En parlant du public, celui de ce soir était bien entendu assez typé gothique mais plus jeune que mes précédentes sorties dans ce cercle. Il y avait même pas mal de têtes nouvelles attirées par le festival dans son ensemble, le lieu et sans doute aussi les relations de Denuit, donnant un parfum école des beaux-arts dont j'avais perdu la saveur. La pause fut assez longue car la tête d'affiche voulut attendre l'heure fixée alors que Denuit avait joué plus tôt que prévu.
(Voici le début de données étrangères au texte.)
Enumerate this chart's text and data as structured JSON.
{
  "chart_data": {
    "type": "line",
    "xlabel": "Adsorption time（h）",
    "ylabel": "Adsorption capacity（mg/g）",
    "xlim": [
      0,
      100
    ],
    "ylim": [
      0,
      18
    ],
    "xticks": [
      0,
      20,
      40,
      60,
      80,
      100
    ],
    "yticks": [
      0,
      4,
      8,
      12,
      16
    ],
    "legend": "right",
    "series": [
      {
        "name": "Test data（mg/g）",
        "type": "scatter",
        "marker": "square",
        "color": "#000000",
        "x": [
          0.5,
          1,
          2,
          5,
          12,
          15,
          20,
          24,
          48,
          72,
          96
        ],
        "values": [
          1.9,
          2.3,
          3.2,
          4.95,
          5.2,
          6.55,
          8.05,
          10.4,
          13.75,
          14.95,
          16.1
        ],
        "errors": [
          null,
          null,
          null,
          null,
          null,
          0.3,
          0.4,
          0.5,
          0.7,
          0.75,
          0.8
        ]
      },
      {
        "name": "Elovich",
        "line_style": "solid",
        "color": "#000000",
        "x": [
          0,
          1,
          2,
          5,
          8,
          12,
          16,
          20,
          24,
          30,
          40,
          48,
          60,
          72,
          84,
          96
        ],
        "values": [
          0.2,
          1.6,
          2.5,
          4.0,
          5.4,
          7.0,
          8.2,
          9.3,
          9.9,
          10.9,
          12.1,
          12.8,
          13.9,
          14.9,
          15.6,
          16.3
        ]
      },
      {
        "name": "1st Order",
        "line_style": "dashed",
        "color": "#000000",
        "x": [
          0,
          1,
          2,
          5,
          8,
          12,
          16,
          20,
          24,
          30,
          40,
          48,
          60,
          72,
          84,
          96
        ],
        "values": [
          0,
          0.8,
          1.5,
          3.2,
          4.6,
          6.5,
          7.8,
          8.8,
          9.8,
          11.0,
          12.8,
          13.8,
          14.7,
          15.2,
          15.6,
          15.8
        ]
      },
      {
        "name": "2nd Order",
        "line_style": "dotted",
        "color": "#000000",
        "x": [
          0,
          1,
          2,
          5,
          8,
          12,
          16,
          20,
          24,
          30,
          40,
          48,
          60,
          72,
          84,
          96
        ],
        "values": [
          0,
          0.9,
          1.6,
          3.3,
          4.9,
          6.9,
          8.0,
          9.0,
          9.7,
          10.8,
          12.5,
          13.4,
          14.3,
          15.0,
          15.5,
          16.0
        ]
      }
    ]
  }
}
Le souffle de fumée sur la scène annonça enfin l'installation des Toulousains de SOROR DOLOROSA. Andy Julia faisant son entrée décalée en surgissant de la brume directement par l'arrière-scène sur un viril et direct "Figure of the Night" plongeant directement les fidèles au cœur de leur Rock Gothique. Musicalement, les Toulousains servent en effet un répertoire dans le droit fil de classiques comme The Cult, Fields of the Nephilim, le Killing Joke New Wave, The Mission et par-dessus tout The Sisters of Mercy. Autant dire que l'on ne pouvait pas faire plus cohérent avec mon dernier concert ! Pour autant, SD se démarque par les vocaux aigus d'Andy qui joue en permanence sur la crête du sanglot. Le répertoire se focalisait sur des classiques dansants dans le style du troisième album, pour mon bonheur puisque j'attendais depuis longtemps cette rencontre, ne m'étant vraiment intéressé au groupe qu'après leur dernier passage à Montpellier dont il fut fait mémoire. Andy salua ce "merveilleux endroit" qui magnifiait sa musique. Et Dieu sait que l'esthétique est là aussi très travaillée chez Soror, jusqu'aux moindres détails. L'absence de batterie au profit d'une programmation sur PC, la fumée, les lunettes noires et l'allure générale du chanteur mince dans son manteau ample rappellent évidemment les Sisters de la grande époque ; mais il s'agit ici de jouer avec les contrastes plutôt que de s'y dissimuler vraiment. Au contraire, un charisme élégant et sensuel est largement revendiqué, à la façon d'un Dave Gahan, en jouant du pied de micro, en posant et en se montrant proche du public comblé (la bande des grands lourds imbibés était d'ailleurs revenue, en retard, au point que cela faillit partir mal tant ils étaient sans-gêne). Le visage teint en blanc du chanteur rappelait aussi les lointaines origines du groupe qui plongent dans le Black le plus souterrain, et dont la substance pointe dans une attitude dandy, aristocratique, raffinée et presque élitiste qui va si bien aussi au Goth-Rock. Cette exigence artistique totale est le reflet utile de son autre profession de photographe.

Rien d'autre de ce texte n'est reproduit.